Mustafa Kemal hem anne hem baba tarafından İmam Hasan ve İmam Hüseyin soyundandır. Hz Peygamber'in torunudur tasavvuftaki yeri Kutbul Aktab yani tasavvuftaki en büyük makama erişmiş birisidir. Resûlullah (sav) "soylarınız ahlakınızdır soplarınız da yaptığınız işlerdir" buyurur. Mustafa Kemal'in hayatı cephelerde geçmiş, her zaman ezilen, haksızlığa uğrayan insanların yanında olmuştur.

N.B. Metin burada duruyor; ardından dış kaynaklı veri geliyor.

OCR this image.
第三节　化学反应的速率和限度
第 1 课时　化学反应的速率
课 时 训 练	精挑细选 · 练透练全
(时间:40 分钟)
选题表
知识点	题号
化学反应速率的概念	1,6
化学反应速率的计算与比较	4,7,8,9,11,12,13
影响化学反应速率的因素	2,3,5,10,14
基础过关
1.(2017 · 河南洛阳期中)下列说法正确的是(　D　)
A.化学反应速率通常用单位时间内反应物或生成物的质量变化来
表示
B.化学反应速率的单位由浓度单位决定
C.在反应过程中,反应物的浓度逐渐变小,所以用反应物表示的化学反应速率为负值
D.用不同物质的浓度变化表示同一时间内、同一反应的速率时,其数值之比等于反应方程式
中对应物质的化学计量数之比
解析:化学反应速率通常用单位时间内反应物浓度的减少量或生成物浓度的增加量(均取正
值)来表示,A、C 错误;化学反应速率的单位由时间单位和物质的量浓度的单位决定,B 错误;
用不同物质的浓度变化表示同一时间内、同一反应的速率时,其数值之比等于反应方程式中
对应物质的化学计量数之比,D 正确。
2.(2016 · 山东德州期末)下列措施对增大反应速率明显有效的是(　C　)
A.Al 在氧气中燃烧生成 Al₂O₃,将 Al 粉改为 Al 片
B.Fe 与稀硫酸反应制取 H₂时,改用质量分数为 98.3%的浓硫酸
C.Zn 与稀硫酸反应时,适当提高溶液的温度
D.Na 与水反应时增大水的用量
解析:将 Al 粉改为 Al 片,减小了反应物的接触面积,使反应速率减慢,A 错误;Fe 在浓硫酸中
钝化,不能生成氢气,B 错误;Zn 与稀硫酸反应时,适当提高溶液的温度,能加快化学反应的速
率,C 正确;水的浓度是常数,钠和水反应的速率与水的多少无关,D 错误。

Üzerinde yaşadığımız bu güzel toprakları yokluk içinde gerçekleştirdiği Kurtuluş Savaşı'yla Türk milletine armağan etmiştir.

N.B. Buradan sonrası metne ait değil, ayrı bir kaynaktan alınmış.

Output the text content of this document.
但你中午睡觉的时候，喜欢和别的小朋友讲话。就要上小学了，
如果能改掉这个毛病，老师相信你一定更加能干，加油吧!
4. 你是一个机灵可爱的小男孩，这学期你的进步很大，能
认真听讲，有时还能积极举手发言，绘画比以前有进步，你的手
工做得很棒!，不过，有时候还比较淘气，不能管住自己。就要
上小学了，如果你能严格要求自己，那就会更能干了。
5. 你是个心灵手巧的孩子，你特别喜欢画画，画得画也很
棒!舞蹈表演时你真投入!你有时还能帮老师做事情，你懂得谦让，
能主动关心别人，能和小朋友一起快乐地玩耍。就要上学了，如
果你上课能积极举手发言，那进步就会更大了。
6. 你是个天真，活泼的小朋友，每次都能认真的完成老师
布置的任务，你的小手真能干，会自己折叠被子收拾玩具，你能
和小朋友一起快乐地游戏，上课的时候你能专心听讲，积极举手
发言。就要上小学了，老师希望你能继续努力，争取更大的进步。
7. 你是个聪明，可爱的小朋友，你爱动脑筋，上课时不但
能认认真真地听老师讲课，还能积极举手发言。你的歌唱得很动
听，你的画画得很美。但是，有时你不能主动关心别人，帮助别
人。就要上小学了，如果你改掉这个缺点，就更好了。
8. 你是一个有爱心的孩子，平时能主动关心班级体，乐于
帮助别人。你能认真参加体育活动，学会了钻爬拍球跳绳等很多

Mustafa Kemal Atatürk'ün "Sahip olduğunuz kudret damarlarımızdaki asil kanda mevcuttur" sözü aslında kendi kanında gezen asil kanın kudretiyle; savaştan savaşa, cepheden cepheye başarılarla dolu bir hayat geçirmesinin kaynağını bize gösteriyor. Onun kanında Hz Peygamber'in kanı, İmam Ali'nin kanı vardı. Damarında gezen o asil kan; iman, inanç gücüyle haksızlık karşısında boyun eğmemeyi, vatan sevgisini, hürriyet, özgürlük, hak, adalet, eşitlik gibi imanî ve insanî güzel değerleri Türk milleti ile birlikte vermiş olduğu mücadelede Çanakkale'de zaferi kazanmasına, Conkbayırı'nda, Suriye, Filistin, Kafkas cephelerinde düşmanın ilerlemesini durdurmasına, Kurtuluş Savaşı'nı kazanmasına vesile olmuştur.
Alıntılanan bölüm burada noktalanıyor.